After we pass the nursing stage (while nursing, I usually try to go back in after feeding, though sometimes I stay if baby is sleeping as we have a speaker in the cry room), we have the smallest ones sit on mine or my husband’s lap.  Gentle, whispering reminders serve to explain what’s expected (Shhh…we’re praying.  Be still…)

Someone mentioned in yesterday’s thread that the real training takes place at home, and I believe that to be true.  If the children are basically obedient and obey voice commands, church training follows fairly easily.

However, between the ages of 12 mo. and 2 years the training can be the most intense.  This is where a child, after proper voice commands, would be taken out for disipline.  The important thing is to bring him right back in.  If it persists, there would be a limit to the number of times I would take a child out for the sake of disruption, but I would certainly make a note of the areas of training lacking at home in this case and try to practice.  Sometimes a squeeze on the leg and a low whisper is all you need.  By the way, in most cases, my husband takes a child out.

If you take a disruptive child out to let him play, I believe it slows down and even hinders the process.  You’re only training him to know that misbehavior has a reward.

(With all that said, if this is a new thing, give yourself, and your child some grace.  Take it slow.  Set timed goals (half the service) and reward for meeting those.  Work on sitting still at home while someone reads.  Make sure they’ve gotten plenty of sleep, and consider whether he doesn’t feel well.  Don’t get discouraged!)

Another tip I got from my friend:

If you are struggling with a child, take him just outside the service–maybe in the foyer–with a chair facing the sanctuary.  Sit in that chair and pay attention as you would if you were in the service.  Use the same voice commands and discipline as before.  This way, it is less disruptive, the child is practicing, and you are maintaining your expectations and not just taking him out to “give up”.

Some families give their young children special books or drawing pads just for church.  I also think it’s important to talk about expectations and the meaning of worship before you go in.  It’s an excellent way to emphasize the reverence with which we are to approach the place of worship.

Stay tuned for some challenging thoughts from others on family worship.

Parenting–Not Your Job to Figure it Out

Have I ever said parenting is hard work?

I know you have days that you cry, feel like throwing up your hands and giving up.

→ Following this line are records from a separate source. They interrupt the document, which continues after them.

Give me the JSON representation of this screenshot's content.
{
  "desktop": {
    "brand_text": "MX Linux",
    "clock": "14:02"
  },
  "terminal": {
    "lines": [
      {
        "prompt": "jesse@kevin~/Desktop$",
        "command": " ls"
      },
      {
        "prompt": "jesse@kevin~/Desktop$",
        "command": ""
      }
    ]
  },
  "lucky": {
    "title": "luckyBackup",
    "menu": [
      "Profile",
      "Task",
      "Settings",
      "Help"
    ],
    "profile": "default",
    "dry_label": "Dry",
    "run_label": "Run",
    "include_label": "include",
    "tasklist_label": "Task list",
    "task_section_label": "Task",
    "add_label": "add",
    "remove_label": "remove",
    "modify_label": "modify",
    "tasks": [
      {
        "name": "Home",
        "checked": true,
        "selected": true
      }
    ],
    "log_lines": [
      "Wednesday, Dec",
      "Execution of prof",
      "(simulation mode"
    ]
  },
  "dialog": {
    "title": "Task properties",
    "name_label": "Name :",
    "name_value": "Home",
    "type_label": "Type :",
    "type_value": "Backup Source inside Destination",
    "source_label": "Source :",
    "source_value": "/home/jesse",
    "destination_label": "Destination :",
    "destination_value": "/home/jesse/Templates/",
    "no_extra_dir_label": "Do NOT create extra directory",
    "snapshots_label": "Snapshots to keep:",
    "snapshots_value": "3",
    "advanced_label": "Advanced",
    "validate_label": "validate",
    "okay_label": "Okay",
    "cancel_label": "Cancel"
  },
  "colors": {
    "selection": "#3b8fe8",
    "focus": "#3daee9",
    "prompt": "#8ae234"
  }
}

I know that because I have those days.  Some probably think of me as a seasoned parent, what with 8 children and all.  And I do like to think I’ve at least learned a thing or two.

But don’t think for a minute that I’ve got it all figured out.  Because even if I thought I did, I feel sure God would throw me a curve ball tomorrow to make sure I banished the thought….

After all, when I get it figured out, I won’t need Him anymore.  That’s the whole point.  Don’t forget that it’s not our job to “get it figured out”.

It’s our job to persevere, trust, pray, sacrifice, disciple, allow God to mold us along the way, nurture, encourage, pray again, cry, laugh, hug, ask forgiveness, and do it all again tomorrow.